Given that the plan isn’t yet in place and because of confidentiality about the move, Treuhaft couldn’t share more. So, I want to focus on what it could be and how it could transform the PC experience into something less aggravating and closer to what users say they want.
Currently NetApp sells Spot PC through an existing channel of managed service providers (MSPs).
Partnering or merging to create a new class of PC company
The world we live in is very different than it was even a few years ago. Rather than working in the office being the norm — and working from home the exception — we seem to be locking down on either a solid work-from-home model or a hybrid of work from home and office. Some of the reports I’m seeing from companies that demanded employees return to the office indicate that this forced march is resulting in unsustainable levels of resignations and that employees are migrating en masse to competitors who promote aggressive work-from-home policies.
But work-from-home has significant support problems. You can’t cost effectively send out techs at scale and, given that support is also likely remote, you also can’t always assure that user problems are addressed timely. Thus, the focus must be on reducing the number of problems any user — particularly a remote user —must deal with.
The Cloud PC, which is the latest iteration of the Thin Client, would seem to be an ideal path; it tends to be more flexible (you can specify you just want an instance with more performance), more secure, and potentially less expensive, both initially and over time due to economies of scale. Particularly for those at home, it’s better, faster, and cheaper than a traditional PC approach.
The issue, as I pointed out last month, is that NetApp isn’t known as a PC vendor. And until that lack of brand identity is corrected, it will massively reduce NetApp’s potential in the market.
But what if NetApp partnered or merged with another company to address these problems? And who would it partner with?
Lenovo and Cisco for the win?
NetApp has two long-term strategic partners who could address the problems associated with brand issues and Spot PC. Both Lenovo and Cisco (disclosure: both are clients) have capabilities that could flesh out Spot PC and make it far more capable than it is. Lenovo has what was the old IBM PC division, and IBM was dominant back in the days of terminals — which Spot PC, to some degree, emulates.

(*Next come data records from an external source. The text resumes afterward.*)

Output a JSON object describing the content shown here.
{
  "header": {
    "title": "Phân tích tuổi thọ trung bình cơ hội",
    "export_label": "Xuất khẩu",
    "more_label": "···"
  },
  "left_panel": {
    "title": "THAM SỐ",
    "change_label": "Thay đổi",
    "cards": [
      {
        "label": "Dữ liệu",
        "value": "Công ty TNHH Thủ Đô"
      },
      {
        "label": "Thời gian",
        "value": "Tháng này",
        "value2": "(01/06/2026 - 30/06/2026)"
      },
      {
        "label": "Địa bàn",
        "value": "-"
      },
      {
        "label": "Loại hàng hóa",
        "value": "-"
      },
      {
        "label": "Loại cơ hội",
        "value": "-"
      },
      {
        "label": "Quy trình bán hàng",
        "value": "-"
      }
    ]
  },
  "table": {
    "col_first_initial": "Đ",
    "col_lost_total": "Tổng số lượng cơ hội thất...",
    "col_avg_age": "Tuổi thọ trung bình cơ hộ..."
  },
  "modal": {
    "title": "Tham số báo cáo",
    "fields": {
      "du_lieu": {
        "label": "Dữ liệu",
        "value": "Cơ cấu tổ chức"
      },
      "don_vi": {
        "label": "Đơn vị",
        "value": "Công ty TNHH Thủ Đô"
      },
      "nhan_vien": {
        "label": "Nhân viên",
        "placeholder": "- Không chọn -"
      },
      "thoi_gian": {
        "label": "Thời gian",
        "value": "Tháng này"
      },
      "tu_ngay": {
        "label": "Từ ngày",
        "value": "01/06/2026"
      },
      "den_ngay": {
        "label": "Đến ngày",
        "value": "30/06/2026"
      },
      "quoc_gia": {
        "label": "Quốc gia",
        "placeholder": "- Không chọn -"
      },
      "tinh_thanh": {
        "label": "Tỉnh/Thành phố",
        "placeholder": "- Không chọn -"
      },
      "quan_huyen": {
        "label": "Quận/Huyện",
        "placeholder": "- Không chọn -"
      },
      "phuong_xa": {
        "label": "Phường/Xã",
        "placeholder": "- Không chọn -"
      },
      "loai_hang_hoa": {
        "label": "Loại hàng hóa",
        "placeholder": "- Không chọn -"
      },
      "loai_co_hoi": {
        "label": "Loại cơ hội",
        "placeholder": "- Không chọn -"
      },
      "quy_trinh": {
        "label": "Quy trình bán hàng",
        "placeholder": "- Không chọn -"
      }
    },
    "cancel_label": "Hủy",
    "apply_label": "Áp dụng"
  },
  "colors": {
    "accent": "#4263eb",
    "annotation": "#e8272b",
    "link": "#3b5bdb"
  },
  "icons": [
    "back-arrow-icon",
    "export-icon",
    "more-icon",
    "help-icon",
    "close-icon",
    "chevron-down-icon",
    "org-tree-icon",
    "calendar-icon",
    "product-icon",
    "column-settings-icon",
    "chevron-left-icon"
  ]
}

Lenovo has a significant set of desktop management tools that could be pooled with this NetApp effort for an end-to-end deployment and support solution from a brand that is well regarded.

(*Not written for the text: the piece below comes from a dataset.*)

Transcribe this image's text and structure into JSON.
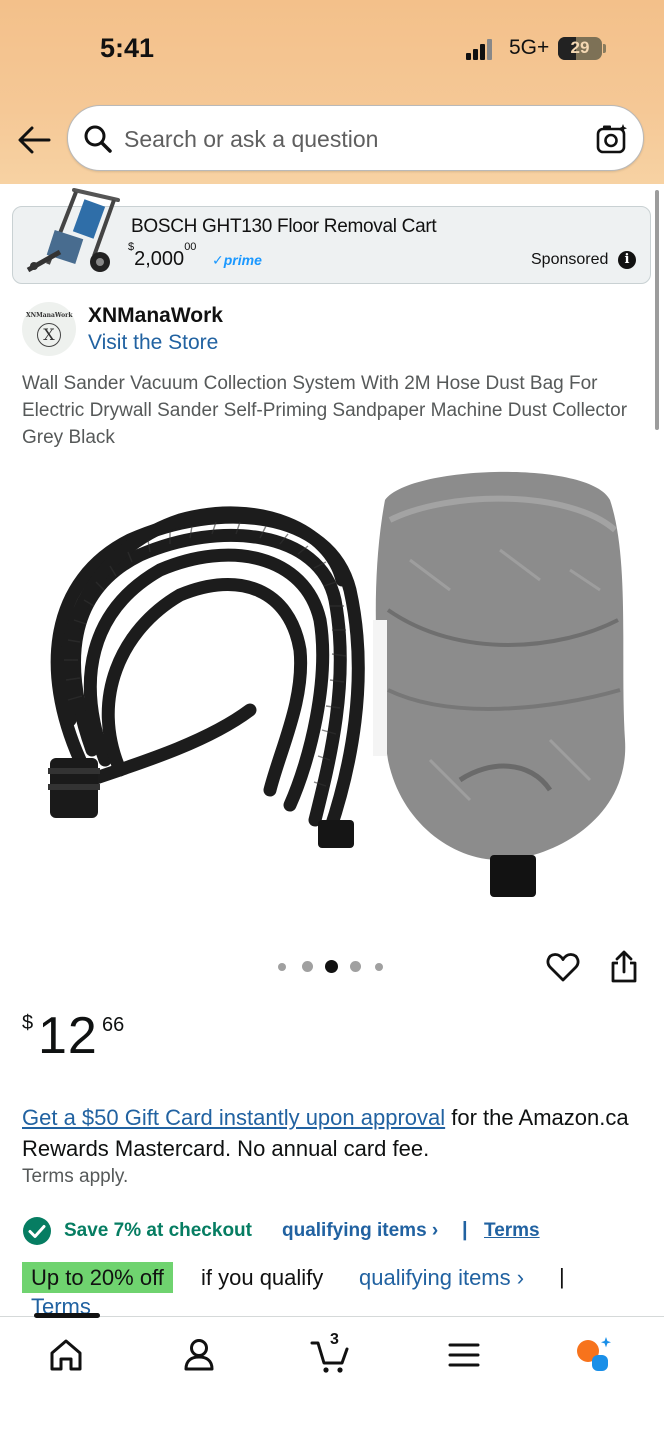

Cisco has what is arguably the most robust provisioning program for remote employees. It allows employees to go to a store like Best Buy and get the networking and collaboration tools they need in a complete, approved, and highly reliable package. Those tools could also be remotely configured and combined with Spot PC to create what is basically a plug-and-play Spot PC ecosystem.
This would also lay a foundation for either an extended deeper partnership between the companies or a merger to create an entity that would rival the old IBM or the current Dell Technologies in size, scope and (given Lenovo’s significantly stronger presence in China) potential reach.
While Treuhaft could not share a plan that does not yet exist for the next phase of Spot PC, I think a potential path to success would include bringing firms like Lenovo and Cisco on board. That would allow for the creation of an end-to-end Cloud PC solution that can be deployed effectively on-premise — and work particularly well for in-home offices while lowering support costs and increasing security.
If the companies have the will, we could see the emergence of either a new kind of deep partnership or a fascinating merger as the industry moves to reimagine the PC.